Obviously, the Japanese problem in China and the increasing anti-Japanese activities by Canadians, including Chinese who quite often lived in proximity in British Columbia, dominated the Tairiku nippô in the 1930s. Many of the articles written by Japanese Canadians advocated Japan’s colonization of China, highlighting the former’s economic contribution to the latter. Many tried to understand their colonialism in terms of trusteeship. Such messages were sometimes sent out to non-Japanese Canadians in English. A series of articles reported comments made in English on the radio by a Japanese Canadian. The speaker stressed the benefits of the occupation, arguing “all Japan’s activities in Manchuria, providing (China) a billion-dollar investment, economic necessities, the military security, and national pride and dignity, have a legal basis in the 1915 treaty between Japan and China.” [70]

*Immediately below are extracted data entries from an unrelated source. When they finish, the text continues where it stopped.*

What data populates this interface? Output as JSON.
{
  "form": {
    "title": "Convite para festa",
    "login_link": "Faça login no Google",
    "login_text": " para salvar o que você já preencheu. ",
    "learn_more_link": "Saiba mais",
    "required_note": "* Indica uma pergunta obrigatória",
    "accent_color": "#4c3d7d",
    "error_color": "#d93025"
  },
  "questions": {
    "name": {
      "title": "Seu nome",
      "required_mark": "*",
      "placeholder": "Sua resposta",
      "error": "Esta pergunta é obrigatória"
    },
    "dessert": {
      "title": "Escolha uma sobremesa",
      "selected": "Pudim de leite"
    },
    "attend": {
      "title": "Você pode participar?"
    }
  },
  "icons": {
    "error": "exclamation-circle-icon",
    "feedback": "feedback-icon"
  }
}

The anti-Japanese movement was not the only crisis the Japanese-Canadian élite faced in the 1930s. They were also concerned about unity among their own people. Japanese-Canadian society experienced a transformation, mainly due to the increase of the nisei who reached adolescence or adulthood and could form their own ideas. [71] Thus, the 1920s rivalry among Japanese Canadians between Buddhist traditionalists and Christian assimilationists was complicated by the emergence of the nisei as a political power. The issei Christian assimilationists, of course, urged the nisei to act as both Christians and Canadians, and thus stay away from Japanese issues.

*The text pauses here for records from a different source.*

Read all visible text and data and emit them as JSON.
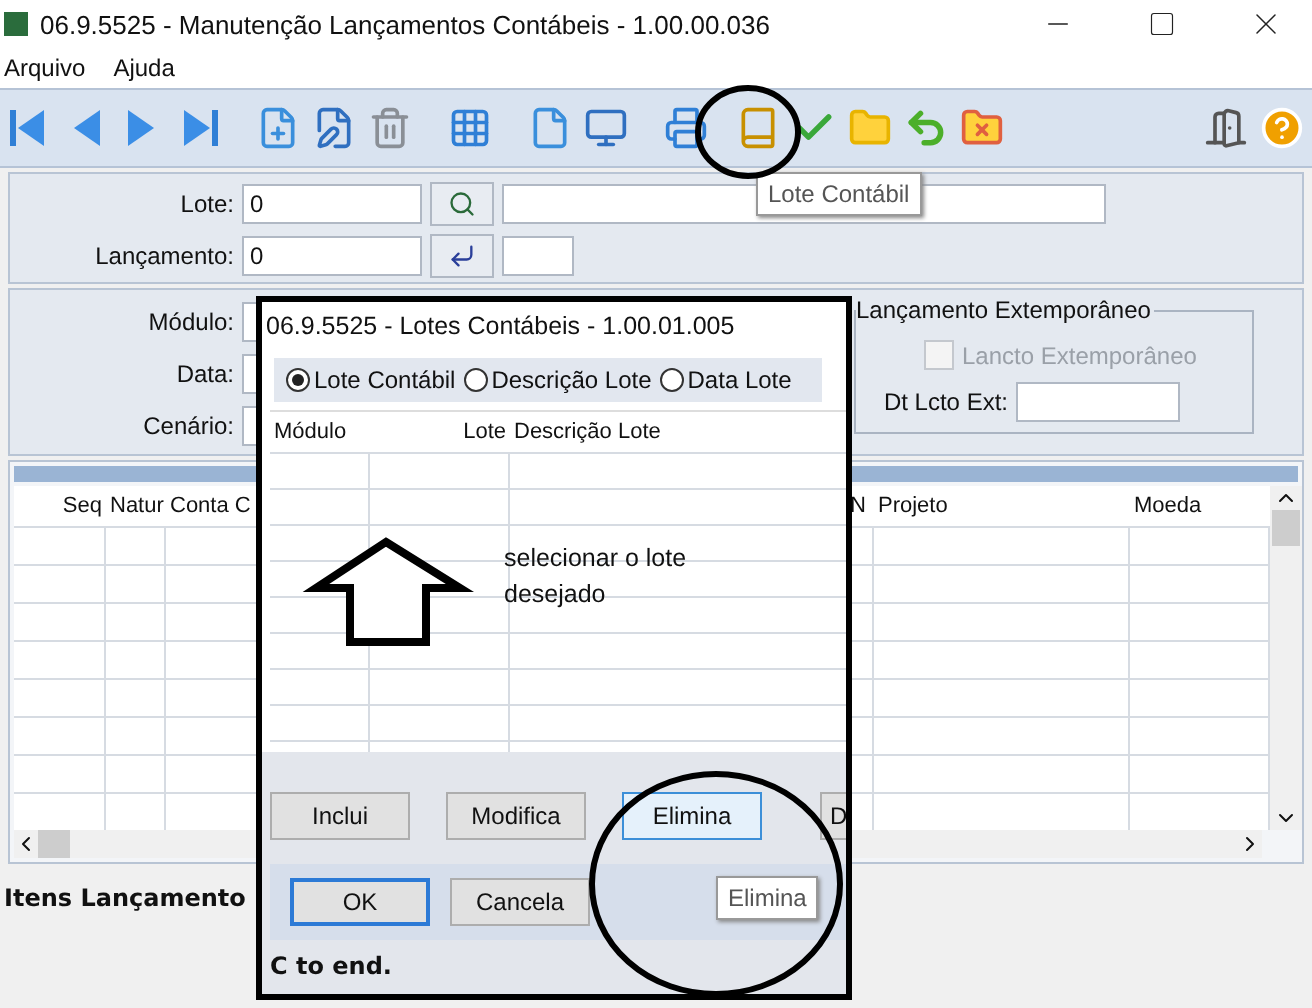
{
  "window": {
    "title": "06.9.5525 - Manutenção Lançamentos Contábeis - 1.00.00.036"
  },
  "menu": [
    "Arquivo",
    "Ajuda"
  ],
  "toolbar": {
    "tooltip": "Lote Contábil"
  },
  "header_form": {
    "lote": {
      "label": "Lote:",
      "value": "0"
    },
    "lancamento": {
      "label": "Lançamento:",
      "value": "0"
    }
  },
  "details_form": {
    "labels": [
      "Módulo:",
      "Data:",
      "Cenário:"
    ],
    "extemporaneo": {
      "title": "Lançamento Extemporâneo",
      "checkbox": {
        "label": "Lancto Extemporâneo",
        "checked": false,
        "disabled": true
      },
      "date_label": "Dt Lcto Ext:"
    }
  },
  "grid": {
    "columns": [
      "Seq",
      "Natur",
      "Conta C",
      "N",
      "Projeto",
      "Moeda"
    ]
  },
  "section_label": "Itens Lançamento",
  "dialog": {
    "title": "06.9.5525 - Lotes Contábeis - 1.00.01.005",
    "radios": [
      {
        "label": "Lote Contábil",
        "selected": true
      },
      {
        "label": "Descrição Lote",
        "selected": false
      },
      {
        "label": "Data Lote",
        "selected": false
      }
    ],
    "columns": [
      "Módulo",
      "Lote",
      "Descrição Lote"
    ],
    "buttons": [
      {
        "label": "Inclui",
        "highlighted": false
      },
      {
        "label": "Modifica",
        "highlighted": false
      },
      {
        "label": "Elimina",
        "highlighted": true
      },
      {
        "label": "D",
        "highlighted": false
      }
    ],
    "footer_buttons": [
      {
        "label": "OK",
        "focused": true
      },
      {
        "label": "Cancela",
        "focused": false
      }
    ],
    "status": "C to end.",
    "tooltip": "Elimina"
  },
  "annotation": {
    "text": "selecionar o lote desejado"
  }
}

The messages from the homeland élite in Tairiku nippô by the late 1930s were nothing more than propaganda. [72] A message sent from Minoru Tôgô, for example, went back to Emperor Tenmu’s expedition to the East, “two thousand sixty hundred four years ago,” and quoted the Emperor’s will to build the national spirit for its prosperity. [73] He continued by dwelling on the “ideal of the Japanese nation,” which would teach the world to “achieve equality, happiness and peace for all nations.” [74] And, the “Yamato race” simply possessed the “historic mission” to provide happiness for all people in Asia. [75]

Consul Hirokichi Nemichi, as a formal representative of the Japanese government, made a number of speeches calling for Japanese Canadians’ cooperation and trying to boost national spirit among them. On New Year’s Day 1938, several months after the outbreak of the Sino-Japanese War, he sent a ritualistic message to Japanese Canadians through Tairiku nippô. He argued, “a total war with China” had started “for stability in East Asia.” And continued, “Unless Japan defeats the anti-Japanese Chinese force … neither peace in Japan nor happiness for four-million Chinese can be achieved.” [76] Thus, all Japanese, he insisted, “should be loyal to Japan” and “keep the Japanese spirit.” [77] On the second anniversary of the outbreak of the Sino-Japanese war, he noted how a “glorious tradition, kept for two thousand six hundred years, had built the distinctive moral values that Imperial Japan, as the best moral state in the world, maintained under successive Emperors, without defiling anyone or being defiled by anyone.” [78]

The President of the Canadian Japanese Association (CJA), Eikichi Kagetsu, also elaborated the myth of descent and the Emperor:

Our country is a nation-state, formed around the Emperor, which possesses a profound sense of nationhood. We must be united, abandon selfishness, be economical, respect God’s achievements and contribute to the advancement of the imperial power with a spirit of perseverance …. Since the Manchurian Incident, anti-Japanese sentiment has intensified. We, however, patiently resisted this sentiment against humanity, showing the real value of the Yamato race, by enlightening the white race, working hard, and never breaking the Canadian law. It has been a very difficult two years for the Japanese in Canada, overcoming all hardships. [79]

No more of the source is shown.